La récente nomination de Stephen Miran, fidèle de Trump, a amplifié ces tensions. Dès son premier vote au comité, il s’est opposé à la baisse limitée de 0,25 point, plaidant pour une réduction deux fois plus importante. « Une baisse d’un demi-point aurait été préférable », a-t-il affirmé, reflétant la ligne dure de la présidence.
Face à ces attaques, Powell défend la stratégie de prudence de l’institution : « La Fed a eu raison d’attendre », a-t-il insisté lors de sa conférence de presse, rappelant sa volonté « de préserver fermement [son] indépendance ». Une position difficile à tenir dans un climat où la banque centrale est régulièrement sommée de plier aux injonctions politiques.
📊 Un équilibre fragile entre croissance, emploi et inflation
Derrière les débats politiques se cachent des réalités économiques contrastées.

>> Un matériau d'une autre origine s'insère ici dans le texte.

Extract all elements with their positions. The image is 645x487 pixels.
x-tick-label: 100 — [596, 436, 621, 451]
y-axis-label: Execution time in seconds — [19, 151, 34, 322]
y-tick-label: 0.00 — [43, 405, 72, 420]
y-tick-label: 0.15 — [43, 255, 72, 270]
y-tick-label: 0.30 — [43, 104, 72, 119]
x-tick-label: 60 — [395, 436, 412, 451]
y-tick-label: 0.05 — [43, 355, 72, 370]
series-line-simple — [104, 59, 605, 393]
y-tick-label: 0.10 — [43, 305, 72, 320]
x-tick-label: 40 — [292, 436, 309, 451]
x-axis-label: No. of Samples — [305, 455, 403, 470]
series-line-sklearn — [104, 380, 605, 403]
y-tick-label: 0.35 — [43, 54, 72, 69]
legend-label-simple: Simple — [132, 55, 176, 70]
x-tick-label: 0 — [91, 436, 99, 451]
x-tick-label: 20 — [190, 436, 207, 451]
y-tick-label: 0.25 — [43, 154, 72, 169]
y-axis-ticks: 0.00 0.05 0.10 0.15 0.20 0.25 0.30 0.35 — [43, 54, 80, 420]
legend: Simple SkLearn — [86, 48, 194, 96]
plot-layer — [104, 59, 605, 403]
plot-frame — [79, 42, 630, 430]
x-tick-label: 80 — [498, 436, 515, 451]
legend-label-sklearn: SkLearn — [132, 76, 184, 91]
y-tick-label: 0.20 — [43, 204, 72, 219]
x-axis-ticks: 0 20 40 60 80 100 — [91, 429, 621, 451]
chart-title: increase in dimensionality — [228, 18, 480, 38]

Si la croissance américaine a été légèrement revue à la hausse (1,6 % contre 1,4 % précédemment), le marché du travail montre des signes de fragilité, avec un chômage attendu à 4,5 %.
L’inflation reste le principal écueil : la Fed prévoit 3 % d’ici fin 2025, bien au-dessus de son objectif de 2 %. Pour Powell, une baisse trop brutale des taux risquerait d’alimenter une nouvelle flambée des prix, accentuée par la politique protectionniste de Trump et ses droits de douane.
La Fed tente donc de ménager la chèvre et le chou : assouplir légèrement les conditions financières pour soutenir l’activité, sans perdre le contrôle de l’inflation. Powell l’a rappelé avec force : « Nous affirmons toujours que nous ne suivons pas une trajectoire prédéfinie (…) nos décisions seront fondées sur les données disponibles, l’évolution des perspectives et l’équilibre des risques ».
👁️ L’œil de l’expert
Cette première baisse de taux en 2025 illustre la ligne de crête sur laquelle évolue la Fed : relancer sans déstabiliser. Si les marchés saluent un geste attendu, l’indépendance de la banque centrale reste fragilisée par la pression présidentielle et par des voix discordantes en son sein. Pour les investisseurs, le vrai test viendra des prochains mois : soit la Fed parvient à piloter un « atterrissage en douceur », soit elle se voit contrainte d’accélérer la détente monétaire au risque de raviver l’inflation. Dans tous les cas, la crédibilité de Jerome Powell est plus que jamais mise à l’épreuve.